Le film chinois Light Pillar, réalisé par Xu Zao, débarque dans les cinémas américains après l'acquisition des droits par Greenwich Entertainment. Cette œuvre, présentée à la Berlinale, fusionne l'animation 2D avec des prises de vues réelles pour raconter une histoire de solitude et d'évasion, reflétant également les changements dans l'industrie du cinéma.
Animation hybride : le défi technique de mélanger 2D et réalité 🎨
Xu Zao choisit d'intégrer des séquences dessinées à la main avec des prises de vues réelles, un processus complexe qui exige de synchroniser textures, éclairage et perspectives. La technique cherche à évoquer une atmosphère onirique sans recourir à un CGI massif.
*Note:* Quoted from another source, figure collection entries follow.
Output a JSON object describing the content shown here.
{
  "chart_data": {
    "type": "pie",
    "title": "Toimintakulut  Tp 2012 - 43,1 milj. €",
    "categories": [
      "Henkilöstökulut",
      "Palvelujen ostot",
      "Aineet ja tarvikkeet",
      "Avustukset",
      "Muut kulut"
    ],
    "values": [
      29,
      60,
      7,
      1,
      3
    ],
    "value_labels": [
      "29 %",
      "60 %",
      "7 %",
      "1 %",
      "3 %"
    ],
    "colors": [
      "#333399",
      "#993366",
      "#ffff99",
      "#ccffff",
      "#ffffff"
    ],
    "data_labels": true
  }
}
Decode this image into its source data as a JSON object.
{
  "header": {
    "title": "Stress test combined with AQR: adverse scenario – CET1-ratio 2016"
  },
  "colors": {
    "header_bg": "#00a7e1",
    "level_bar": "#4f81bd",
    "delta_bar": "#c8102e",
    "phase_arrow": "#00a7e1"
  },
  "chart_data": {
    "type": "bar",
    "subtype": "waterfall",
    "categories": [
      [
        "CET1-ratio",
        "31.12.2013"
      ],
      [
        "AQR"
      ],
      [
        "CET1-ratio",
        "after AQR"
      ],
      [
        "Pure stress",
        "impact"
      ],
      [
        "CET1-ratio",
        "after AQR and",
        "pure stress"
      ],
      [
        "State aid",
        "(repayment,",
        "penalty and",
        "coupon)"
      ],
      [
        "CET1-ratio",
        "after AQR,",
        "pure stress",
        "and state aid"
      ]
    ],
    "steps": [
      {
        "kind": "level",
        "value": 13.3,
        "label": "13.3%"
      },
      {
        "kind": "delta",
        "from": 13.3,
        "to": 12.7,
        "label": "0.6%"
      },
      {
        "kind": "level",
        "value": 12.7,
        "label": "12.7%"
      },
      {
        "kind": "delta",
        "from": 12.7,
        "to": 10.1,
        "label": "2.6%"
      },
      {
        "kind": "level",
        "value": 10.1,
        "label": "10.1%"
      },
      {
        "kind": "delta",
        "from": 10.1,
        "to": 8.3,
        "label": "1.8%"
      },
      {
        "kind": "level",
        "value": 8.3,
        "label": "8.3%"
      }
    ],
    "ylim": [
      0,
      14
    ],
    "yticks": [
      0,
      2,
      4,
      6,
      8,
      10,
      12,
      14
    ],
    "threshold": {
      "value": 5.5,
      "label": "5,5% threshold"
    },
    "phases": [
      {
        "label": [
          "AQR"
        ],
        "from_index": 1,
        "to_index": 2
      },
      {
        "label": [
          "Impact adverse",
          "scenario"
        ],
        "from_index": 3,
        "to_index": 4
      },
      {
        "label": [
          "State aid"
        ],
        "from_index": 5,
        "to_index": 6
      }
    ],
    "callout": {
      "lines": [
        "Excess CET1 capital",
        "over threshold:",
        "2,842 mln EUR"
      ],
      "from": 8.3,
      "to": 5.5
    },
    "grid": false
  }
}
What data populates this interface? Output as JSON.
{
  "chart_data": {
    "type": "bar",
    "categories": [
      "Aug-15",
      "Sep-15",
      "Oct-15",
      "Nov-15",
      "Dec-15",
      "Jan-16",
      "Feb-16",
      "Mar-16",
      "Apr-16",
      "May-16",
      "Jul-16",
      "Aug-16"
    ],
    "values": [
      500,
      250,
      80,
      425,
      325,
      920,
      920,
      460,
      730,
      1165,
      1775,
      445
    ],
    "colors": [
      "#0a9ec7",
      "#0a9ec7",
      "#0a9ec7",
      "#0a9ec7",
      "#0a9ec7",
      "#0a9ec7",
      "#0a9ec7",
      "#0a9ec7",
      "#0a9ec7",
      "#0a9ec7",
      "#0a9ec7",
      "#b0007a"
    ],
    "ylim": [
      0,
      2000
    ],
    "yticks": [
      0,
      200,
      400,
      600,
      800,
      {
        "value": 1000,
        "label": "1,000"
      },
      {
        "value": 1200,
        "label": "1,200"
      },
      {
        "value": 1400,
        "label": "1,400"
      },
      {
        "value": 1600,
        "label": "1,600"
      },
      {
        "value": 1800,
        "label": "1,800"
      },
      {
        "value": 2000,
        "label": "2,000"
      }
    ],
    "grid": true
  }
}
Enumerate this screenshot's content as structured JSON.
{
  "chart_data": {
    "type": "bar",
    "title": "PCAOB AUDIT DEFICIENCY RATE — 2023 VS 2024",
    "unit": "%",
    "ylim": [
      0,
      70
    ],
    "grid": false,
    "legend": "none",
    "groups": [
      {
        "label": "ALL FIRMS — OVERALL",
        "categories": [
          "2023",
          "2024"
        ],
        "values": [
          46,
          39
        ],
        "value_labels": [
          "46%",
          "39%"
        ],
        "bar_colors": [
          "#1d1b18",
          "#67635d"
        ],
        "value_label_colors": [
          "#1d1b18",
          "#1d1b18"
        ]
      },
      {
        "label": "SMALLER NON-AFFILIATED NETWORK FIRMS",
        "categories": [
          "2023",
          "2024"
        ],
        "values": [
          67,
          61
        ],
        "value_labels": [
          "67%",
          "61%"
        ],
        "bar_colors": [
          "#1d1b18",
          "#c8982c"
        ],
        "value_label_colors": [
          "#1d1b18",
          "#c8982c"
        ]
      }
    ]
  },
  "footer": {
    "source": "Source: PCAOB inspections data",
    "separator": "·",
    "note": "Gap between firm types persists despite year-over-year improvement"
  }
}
L'équipe a utilisé la rotoscopie pour certains mouvements, réalisant des transitions fluides mais évitant le polissage excessif qui domine souvent le cinéma d'animation commercial.
Le cinéma comme thérapie : ou comment fuir soi-même en 2D 🎭
Le protagoniste échappe à sa réalité en se réfugiant dans une lumière d'un autre monde. En gros, ce que nous faisons tous en entrant dans une salle obscure avec du pop-corn, sauf qu'il pousse cela à l'extrême. Si le box-office ne fonctionne pas, nous aurons au moins une excuse parfaite pour justifier nos propres fuites : ce n'est pas de la dépression, c'est une quête artistique.